Steven Butler: sparring Canelo prepared me to be a world champion

The middleweight division is in flux. One of the most glamorous divisions in all of boxing which has had some of the most iconic names in the sport such as Marvin Hagler, Bernard Hopkins, Gennadiy Golovkin, James Toney, and more, now is looking for the next star of the division or at the least someone to carry the torch. Many believe that WBO middleweight world champion, Janibek Alimkhanuly, could be that guy, but his first world title defense against Denzel Bentley had many more questions than answers.

Enter Steven Butler, the man who is traveling from Canada to fight for the second world title of his career, and vows that sparring with Canelo Alvarez and Miguel Cotto has changed him as a fighter. Butler will face Alimkhanuly at the Stockton Arena, in Stockton, California, on Saturday, May 13th, as the main event of a Top Rank Inc card that will be televised on ESPN+. It is this sparring that inspired Butler to go to the next level of his career, and what he feels will make him a championship boxer along with the humility and fear of aging as well. 
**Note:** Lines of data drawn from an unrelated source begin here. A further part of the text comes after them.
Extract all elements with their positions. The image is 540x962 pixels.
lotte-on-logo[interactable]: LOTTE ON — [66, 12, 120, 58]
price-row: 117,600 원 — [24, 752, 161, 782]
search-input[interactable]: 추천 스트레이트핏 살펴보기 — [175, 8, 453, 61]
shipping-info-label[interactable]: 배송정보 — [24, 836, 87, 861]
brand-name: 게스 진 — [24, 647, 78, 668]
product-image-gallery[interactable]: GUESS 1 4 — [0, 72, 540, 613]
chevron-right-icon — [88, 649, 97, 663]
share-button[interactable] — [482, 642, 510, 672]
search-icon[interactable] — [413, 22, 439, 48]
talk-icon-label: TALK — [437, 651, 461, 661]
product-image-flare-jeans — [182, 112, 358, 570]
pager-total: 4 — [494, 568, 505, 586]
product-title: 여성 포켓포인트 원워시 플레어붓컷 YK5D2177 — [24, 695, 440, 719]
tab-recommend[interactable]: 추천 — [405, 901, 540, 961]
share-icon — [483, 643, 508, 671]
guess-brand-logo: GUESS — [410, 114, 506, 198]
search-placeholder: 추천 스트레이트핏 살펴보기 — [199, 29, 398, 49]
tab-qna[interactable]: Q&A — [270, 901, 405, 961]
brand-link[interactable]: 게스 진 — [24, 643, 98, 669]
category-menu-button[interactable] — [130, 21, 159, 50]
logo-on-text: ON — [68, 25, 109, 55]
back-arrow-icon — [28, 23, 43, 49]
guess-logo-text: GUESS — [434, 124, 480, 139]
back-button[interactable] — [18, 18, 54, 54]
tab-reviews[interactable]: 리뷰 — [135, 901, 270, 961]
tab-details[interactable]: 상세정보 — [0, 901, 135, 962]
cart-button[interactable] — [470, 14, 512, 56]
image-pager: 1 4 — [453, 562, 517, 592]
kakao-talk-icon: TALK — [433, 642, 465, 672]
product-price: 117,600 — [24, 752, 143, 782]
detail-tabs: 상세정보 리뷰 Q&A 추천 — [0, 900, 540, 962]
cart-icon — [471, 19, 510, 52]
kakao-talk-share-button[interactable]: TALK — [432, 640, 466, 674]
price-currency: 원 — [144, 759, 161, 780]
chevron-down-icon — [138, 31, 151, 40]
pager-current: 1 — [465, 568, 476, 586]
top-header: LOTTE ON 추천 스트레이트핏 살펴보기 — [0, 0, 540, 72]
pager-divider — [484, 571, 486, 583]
Butler knows a thing or two about being doubted. In 2019, Butler was knocked out by two-time middleweight world champion and Olympic gold medalist Ryota Murata in five rounds. His first bout back in January of 2021 saw Butler stopped by an unheralded fighter as well. Since then the self-proclaimed ‘Arturo Gatti of the middleweight division’ has won four fights straight. Butler is not viewing Janibek’s fight against Bentley as a sign of things to come from the prizefighter, probably because he has lived through that doubt and had to prove people wrong himself.

“His last fight is not his best performance,” stated Butler. “Everybody knows that, but I don't put my eyes or my mind on [Janibek’s fight with Denzel Bentley] because I know sometimes you have a bad day at the job and we have a good day at the job. So I'm going to be ready for his best [version of Janibek].”

Butler has had to transform over the past four years as not unlike a college education, Butler went from a bright-eyed naive puncher to a battle-tested veteran, who now is trying to reinvent himself after sparring with some of the best fighters in the world. Butler reflected on that process prior to his upcoming fight.

“I started my career at 18 years old knockout everybody and I am the Superman and I can now [beat] everybody, furthered the middleweight from Canada. “[Boxing is a] dangerous sport, and you need to have a good defense to handle this fight because when you find a guy like [Ryota] Murata…I [saw] the difference between Murata and a guy come from Mexico to come find me [in] Canada. 

A lot of the talk around Janibek has been about how avoided he is in the sport of boxing. Janibek has a social media account that often makes light of this, ads will run calling him the boogeyman and a lot of that is true. He is a fighter with a deep amateur pedigree, a southpaw stance, and is capable of doing a lot of stuff in the ring. Now the reporters who are rational will look at the results to see where he stacks up in history and his era. Butler thinks highly of Janibek and believes that the current world champion is one of the best if not the best fighter in the division currently. It seems clear Janibek is the classic high-risk, low-reward fighter who often gets overlooked. 

“I think [Janibek] is one of the best maybe the best one [at middleweight] because nobody wants to fight him,” explained Butler. “That's for a reason and it’s because he is dangerous. [He is a] very good boxer again, nothing bad to say about him. He's a great boxer and dangerous southpaw.”